Is Java important for big data

You have to be able to do that for big data

The topic of big data is complex and multi-layered - the range of knowledge of a data scientist looks just as diverse. Know-how from several specialist areas is therefore important for working in big data projects.

Programming skills
For all those who come from traditional IT, this area is the most obvious. When it comes to programming languages, Python, Java, R and C ++ are recommended. The most important framework for Big Data - Apache Hadoop (see below) - is based on Java, so the programming language is essential to be able to work with Hadoop.

Data structures and algorithms
What options are there to save and organize the data to be analyzed? Big data experts should know the basics of different data types and structures, for example binary search trees, red-black trees or hash tables. A basic understanding of algorithms is also important in order to analyze the data for a problem.

Database skills
Where there is a lot of data, there is also SQL - an absolute recommendation for the know-how list. But relational SQL databases are increasingly reaching their limits. This is where NoSQL databases come into play, which can also be used to store unstructured data.

Mathematical and statistical basics
Quantitative methods are also helpful for big data specialists. Basic knowledge of mathematics (especially linear algebra and multivariable infinitesimal calculus) and statistics help here. Even with appropriate software solutions such as SAS, Matlab or SPSS data scientists should know their way around.

Data visualization
In big data projects, it is often unavoidable to prepare the raw data visually in order to gain new perspectives on the information and gain new insights. When communicating about the work or results of a big data project at the latest, “colorful pictures” should not be missing. Because not every colleague or decision-maker can do something with pages of data evaluations. A big data expert must also have a feel for which form of presentation of the information is best: "classic" as a column, bar or pie diagram or in newer forms such as maps, heat maps or tree maps. You should also deal with appropriate tools for visualization, for example tableau or dygraphs.
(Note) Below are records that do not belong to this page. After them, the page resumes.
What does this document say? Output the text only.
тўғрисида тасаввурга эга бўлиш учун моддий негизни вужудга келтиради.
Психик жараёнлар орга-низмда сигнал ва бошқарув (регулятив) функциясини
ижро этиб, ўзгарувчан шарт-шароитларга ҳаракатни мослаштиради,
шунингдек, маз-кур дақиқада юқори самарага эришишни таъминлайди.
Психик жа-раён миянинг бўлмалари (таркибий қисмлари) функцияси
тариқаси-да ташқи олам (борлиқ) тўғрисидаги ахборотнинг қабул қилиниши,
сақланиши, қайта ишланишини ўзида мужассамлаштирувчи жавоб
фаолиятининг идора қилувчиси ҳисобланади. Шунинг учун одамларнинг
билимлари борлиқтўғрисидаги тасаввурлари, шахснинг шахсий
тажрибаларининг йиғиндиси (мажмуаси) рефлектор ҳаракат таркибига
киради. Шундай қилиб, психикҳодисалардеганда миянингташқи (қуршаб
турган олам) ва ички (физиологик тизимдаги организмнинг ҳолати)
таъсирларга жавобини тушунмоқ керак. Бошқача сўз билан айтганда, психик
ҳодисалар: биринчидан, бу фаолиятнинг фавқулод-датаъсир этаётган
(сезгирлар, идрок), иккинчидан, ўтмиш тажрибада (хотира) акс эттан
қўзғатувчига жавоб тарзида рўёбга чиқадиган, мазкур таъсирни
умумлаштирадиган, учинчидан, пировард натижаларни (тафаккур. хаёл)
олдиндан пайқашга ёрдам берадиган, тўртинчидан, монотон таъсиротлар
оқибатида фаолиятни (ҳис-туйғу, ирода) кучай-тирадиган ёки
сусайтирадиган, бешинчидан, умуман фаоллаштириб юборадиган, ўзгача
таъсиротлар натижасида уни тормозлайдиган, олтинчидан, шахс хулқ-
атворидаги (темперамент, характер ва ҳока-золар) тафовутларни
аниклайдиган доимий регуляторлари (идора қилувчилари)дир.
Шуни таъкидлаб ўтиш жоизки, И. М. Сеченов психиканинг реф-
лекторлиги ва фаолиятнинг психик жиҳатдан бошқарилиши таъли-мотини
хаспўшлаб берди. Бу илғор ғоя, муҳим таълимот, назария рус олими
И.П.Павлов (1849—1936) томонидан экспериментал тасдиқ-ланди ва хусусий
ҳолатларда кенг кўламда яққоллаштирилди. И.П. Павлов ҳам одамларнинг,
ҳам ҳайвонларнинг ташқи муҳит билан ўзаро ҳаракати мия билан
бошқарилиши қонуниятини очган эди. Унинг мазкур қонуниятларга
Area of ​​activity of the company
This is less about specific skills that you can work off according to a list, but about thinking outside the box. Data scientists need to know and understand what a big data project is all about. This is where the employees of the departments help: What do the employees actually expect from a big data solution? What do the collected data say and how can they be evaluated? Which key figures are used for the evaluation?